お客さんから、「ちょっと俺の昔住んでいた家を見て欲しい」
と言われ、出かけて行きました。
その家は、しばらく誰も住んでいない家なのですが、
このお客さんの叔母にあたる方が、ここを直して住みたい
との事なので、ちょっと直してくれないか?という話でした。
この家、聞いてみると築63年が経過しているそうです。
63年前と言うと昭和24年です。
うーん歴史を感じます。
さすがに63年が経っていると家の外も家の中も、かなり劣化が
進んでいます。
(当然、途中で何度か手が加えられていますが・・・)

(板の外壁です。

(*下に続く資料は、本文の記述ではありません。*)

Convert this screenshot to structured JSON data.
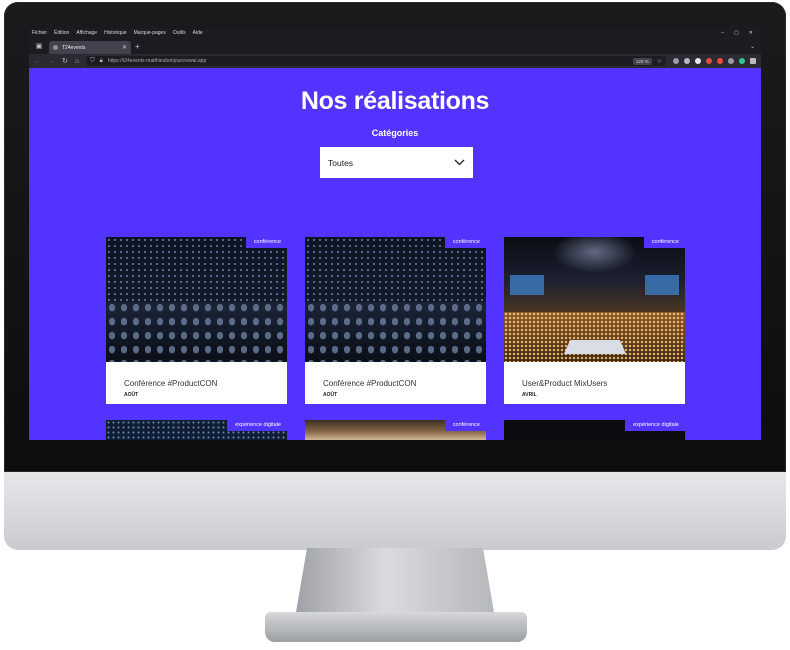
{
  "browser": {
    "menu": [
      "Fichier",
      "Édition",
      "Affichage",
      "Historique",
      "Marque-pages",
      "Outils",
      "Aide"
    ],
    "tab_title": "T24events",
    "url": "https://t24events-matthieubonjourcrewai.app",
    "zoom": "120 %"
  },
  "page": {
    "title": "Nos réalisations",
    "category_label": "Catégories",
    "select_value": "Toutes"
  },
  "cards": [
    {
      "badge": "conférence",
      "title": "Conférence #ProductCON",
      "date": "AOÛT"
    },
    {
      "badge": "conférence",
      "title": "Conférence #ProductCON",
      "date": "AOÛT"
    },
    {
      "badge": "conférence",
      "title": "User&Product MixUsers",
      "date": "AVRIL"
    }
  ],
  "partial_cards": [
    {
      "badge": "expérience digitale"
    },
    {
      "badge": "conférence"
    },
    {
      "badge": "expérience digitale"
    }
  ]
}
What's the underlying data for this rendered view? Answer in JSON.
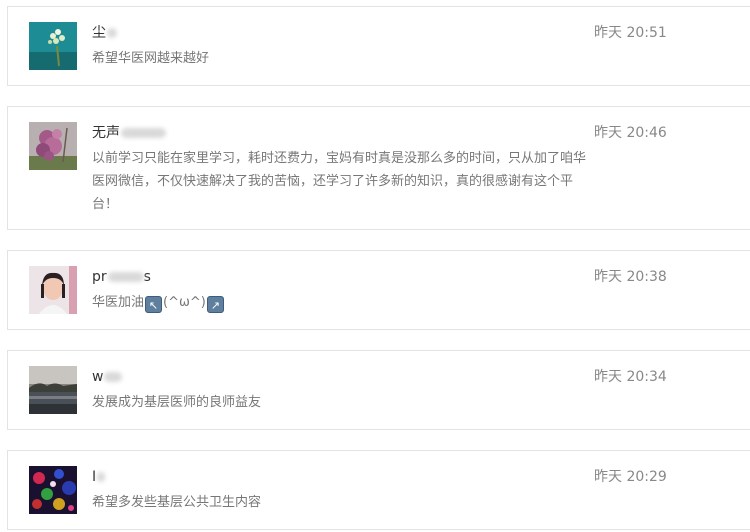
{
  "comments": [
    {
      "name_visible": "尘",
      "time": "昨天 20:51",
      "text": "希望华医网越来越好",
      "avatar": "flower-on-teal-photo"
    },
    {
      "name_visible": "无声",
      "time": "昨天 20:46",
      "text": "以前学习只能在家里学习，耗时还费力，宝妈有时真是没那么多的时间，只从加了咱华医网微信，不仅快速解决了我的苦恼，还学习了许多新的知识，真的很感谢有这个平台！",
      "avatar": "purple-blossom-photo"
    },
    {
      "name_visible": "pr",
      "name_tail": "s",
      "time": "昨天 20:38",
      "text_a": "华医加油",
      "emoji_a": "↖",
      "text_b": "(^ω^)",
      "emoji_b": "↗",
      "avatar": "woman-portrait-photo"
    },
    {
      "name_visible": "w",
      "time": "昨天 20:34",
      "text": "发展成为基层医师的良师益友",
      "avatar": "lake-sunset-photo"
    },
    {
      "name_visible": "I",
      "time": "昨天 20:29",
      "text": "希望多发些基层公共卫生内容",
      "avatar": "colorful-lights-photo"
    }
  ]
}
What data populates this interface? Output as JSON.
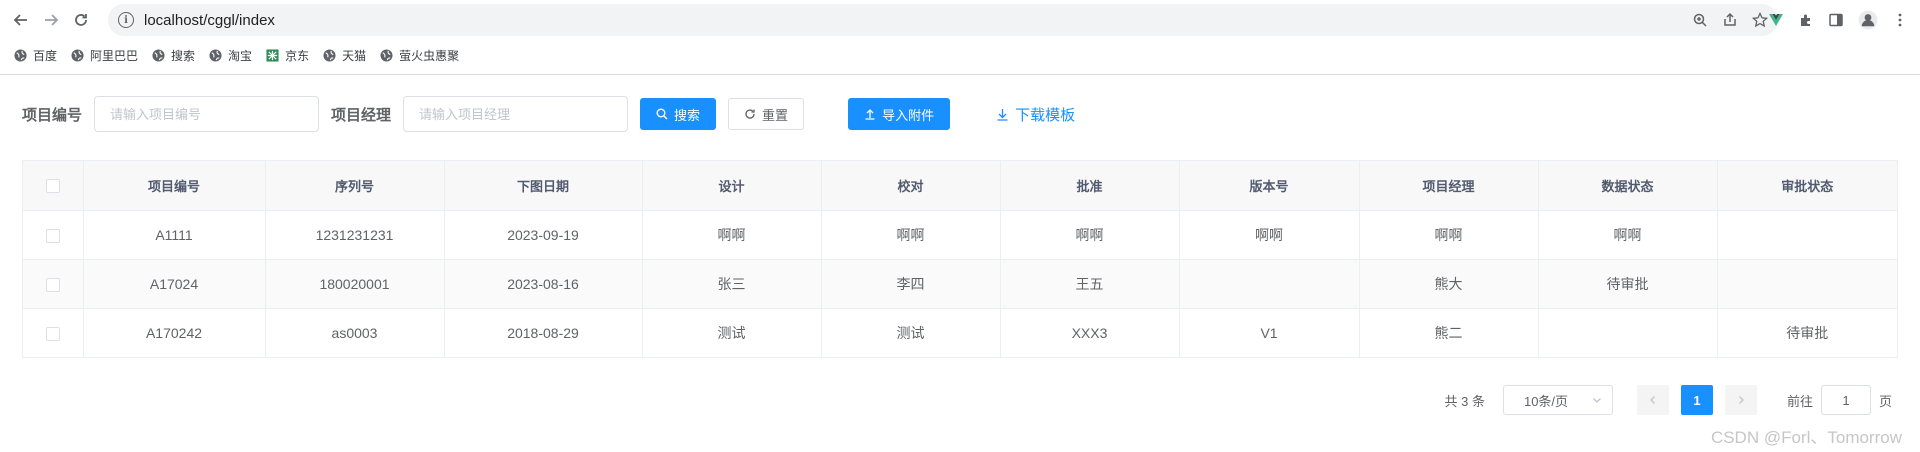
{
  "browser": {
    "url": "localhost/cggl/index",
    "bookmarks": [
      {
        "label": "百度",
        "icon": "globe-icon"
      },
      {
        "label": "阿里巴巴",
        "icon": "globe-icon"
      },
      {
        "label": "搜索",
        "icon": "globe-icon"
      },
      {
        "label": "淘宝",
        "icon": "globe-icon"
      },
      {
        "label": "京东",
        "icon": "jd-icon"
      },
      {
        "label": "天猫",
        "icon": "globe-icon"
      },
      {
        "label": "萤火虫惠聚",
        "icon": "globe-icon"
      }
    ]
  },
  "search": {
    "project_no_label": "项目编号",
    "project_no_placeholder": "请输入项目编号",
    "manager_label": "项目经理",
    "manager_placeholder": "请输入项目经理",
    "search_button": "搜索",
    "reset_button": "重置",
    "import_button": "导入附件",
    "download_link": "下载模板"
  },
  "table": {
    "columns": [
      "项目编号",
      "序列号",
      "下图日期",
      "设计",
      "校对",
      "批准",
      "版本号",
      "项目经理",
      "数据状态",
      "审批状态"
    ],
    "rows": [
      [
        "A1111",
        "1231231231",
        "2023-09-19",
        "啊啊",
        "啊啊",
        "啊啊",
        "啊啊",
        "啊啊",
        "啊啊",
        ""
      ],
      [
        "A17024",
        "180020001",
        "2023-08-16",
        "张三",
        "李四",
        "王五",
        "",
        "熊大",
        "待审批",
        ""
      ],
      [
        "A170242",
        "as0003",
        "2018-08-29",
        "测试",
        "测试",
        "XXX3",
        "V1",
        "熊二",
        "",
        "待审批"
      ]
    ]
  },
  "pagination": {
    "total": "共 3 条",
    "page_size": "10条/页",
    "current_page": "1",
    "goto_label": "前往",
    "goto_value": "1",
    "goto_suffix": "页"
  },
  "watermark": "CSDN @Forl、Tomorrow",
  "colors": {
    "primary": "#1890ff",
    "border": "#dcdfe6",
    "header_bg": "#f8f8f9"
  }
}
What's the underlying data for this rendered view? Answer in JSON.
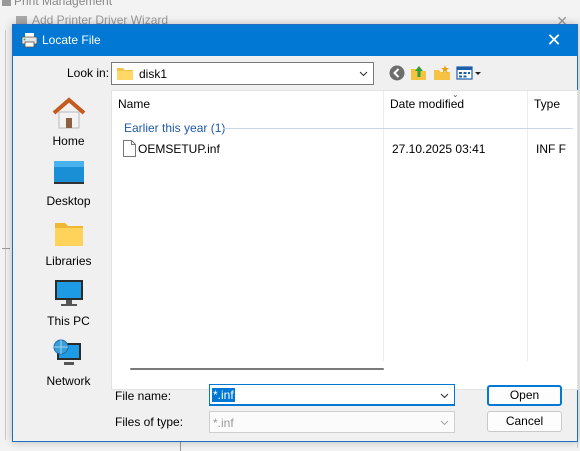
{
  "background": {
    "window1_title": "Print Management",
    "window2_title": "Add Printer Driver Wizard"
  },
  "dialog": {
    "title": "Locate File",
    "close_glyph": "✕",
    "title_bar_color": "#0078d4"
  },
  "lookin": {
    "label": "Look in:",
    "value": "disk1"
  },
  "toolbar": {
    "icons": [
      "back-icon",
      "up-folder-icon",
      "new-folder-icon",
      "view-menu-icon"
    ]
  },
  "places": [
    {
      "label": "Home",
      "icon": "home-icon"
    },
    {
      "label": "Desktop",
      "icon": "desktop-icon"
    },
    {
      "label": "Libraries",
      "icon": "libraries-icon"
    },
    {
      "label": "This PC",
      "icon": "this-pc-icon"
    },
    {
      "label": "Network",
      "icon": "network-icon"
    }
  ],
  "file_list": {
    "columns": [
      "Name",
      "Date modified",
      "Type"
    ],
    "group_label": "Earlier this year (1)",
    "files": [
      {
        "name": "OEMSETUP.inf",
        "date_modified": "27.10.2025 03:41",
        "type": "INF F"
      }
    ]
  },
  "filename": {
    "label": "File name:",
    "value": "*.inf"
  },
  "filetype": {
    "label": "Files of type:",
    "value": "*.inf"
  },
  "buttons": {
    "open": "Open",
    "cancel": "Cancel"
  }
}
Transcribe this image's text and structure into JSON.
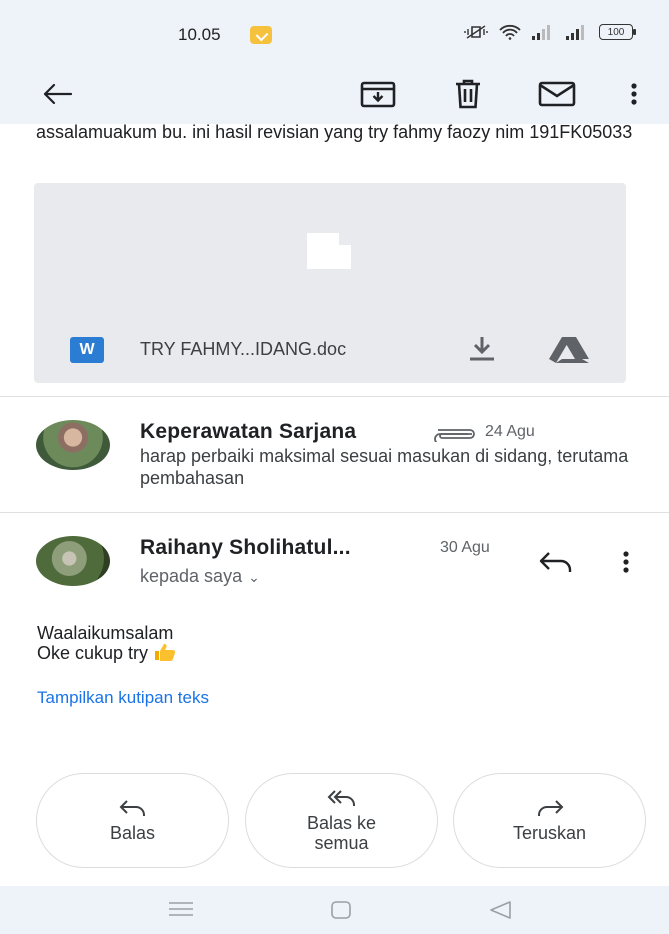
{
  "status_bar": {
    "time": "10.05",
    "battery": "100"
  },
  "toolbar": {
    "back": "back-arrow-icon",
    "archive": "archive-icon",
    "delete": "trash-icon",
    "mark_unread": "mail-icon",
    "more": "more-vert-icon"
  },
  "email_body": {
    "text": "assalamuakum bu. ini hasil revisian yang try fahmy faozy nim 191FK05033"
  },
  "attachment": {
    "type_badge": "W",
    "filename": "TRY FAHMY...IDANG.doc"
  },
  "messages": [
    {
      "sender": "Keperawatan Sarjana",
      "date": "24 Agu",
      "snippet": "harap perbaiki maksimal sesuai masukan di sidang, terutama pembahasan",
      "has_attachment": true
    },
    {
      "sender": "Raihany Sholihatul...",
      "date": "30 Agu",
      "recipient": "kepada saya",
      "body_line1": "Waalaikumsalam",
      "body_line2": "Oke cukup try",
      "show_quote": "Tampilkan kutipan teks"
    }
  ],
  "actions": {
    "reply": "Balas",
    "reply_all": "Balas ke\nsemua",
    "forward": "Teruskan"
  },
  "colors": {
    "accent": "#1a73e8",
    "bar_bg": "#eef3f9",
    "word_blue": "#2b7cd3"
  }
}
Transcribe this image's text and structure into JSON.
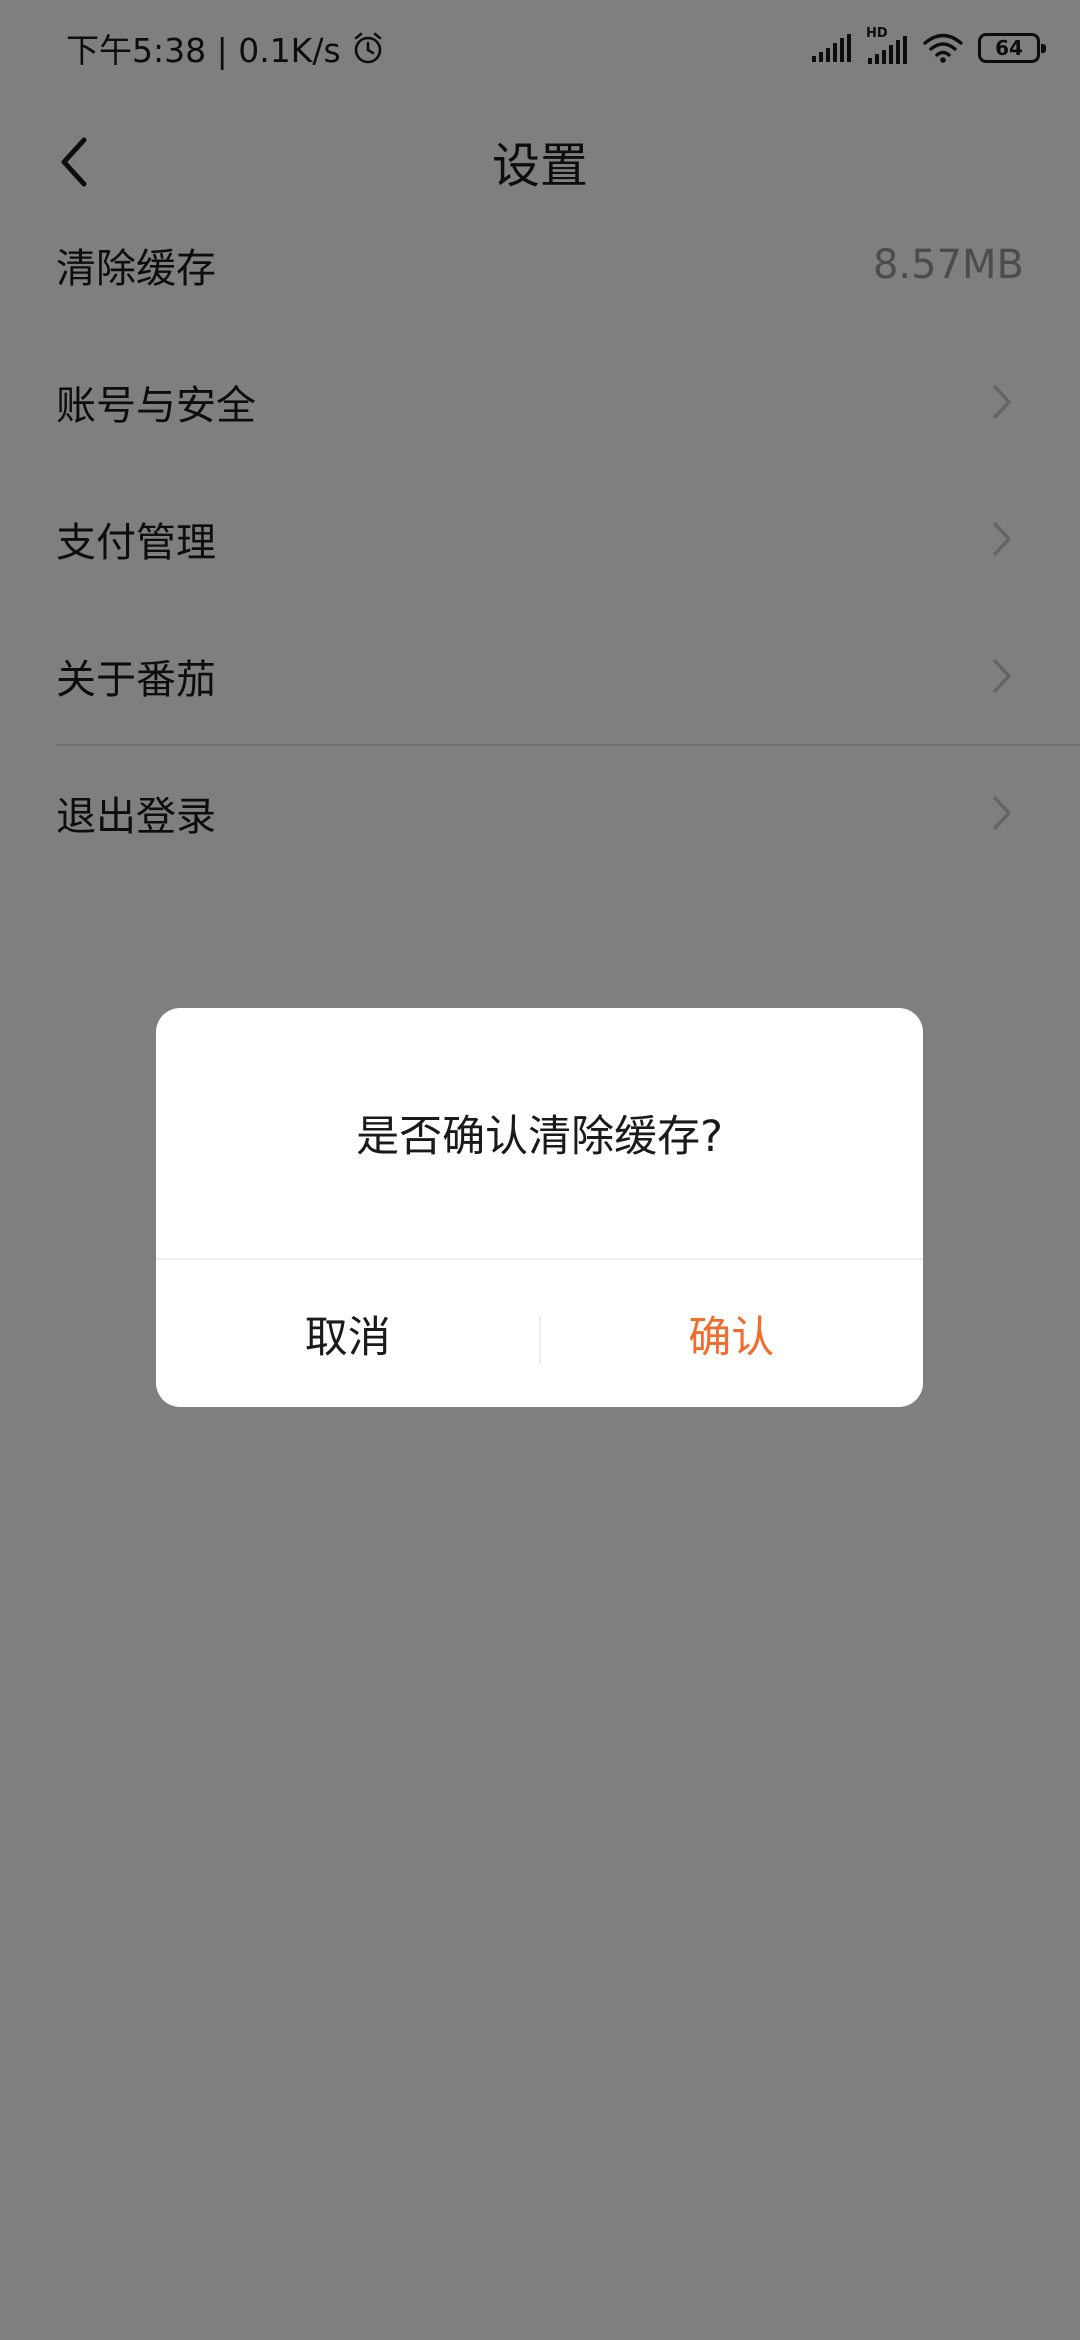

もうかなり傷んでいますね)
昭和24年というと建築基準法もまだできていない時です。
ちなみに建築基準法は昭和25年5月にできました・・・
もうちょっとだったのにねー。

(見た目的には普通かもしれませんが、床なんかフワフワしてます)
そんな建物なので構造体も、とても怪しいです。
基礎は?柱は?梁は?どうなっているの?
これを改修するとなると手間はもちろんですが、お金も掛かって
しまいます。
いっその事、立て直した方が良いのでは?とも思ってしまいますが、
ちょっと事情があって立て直しはできないのです。
「最低限で良いんで、何とか安く直して!」と言われ、
「よっしゃ!いっちょう頑張ってみるか!」と返事はしたものの
課題は山積みです。
ま、1つ1つ片づけて行くしかないね・・・頑張ろっと。

(現状の図面を書く為に測量してます)
まずは、図面の製作です。
この家は、お風呂が無いので(昔は銭湯だったんですね)、
お風呂をどう配置するのか?も考えつつ図面を書かなければ
いけません。
必要最低限の耐震も考えてあげたいし・・・あーでも予算もあるし・・
考える事が一杯ありすぎて嫌になりますが、
ま・・・無い知恵絞って頑張るか・・・。
この先どんな話になって行くのか?分かりませんが、
乗りかかった船なので乗ってみようと思います。
沈没しない事を祈ってて下さい。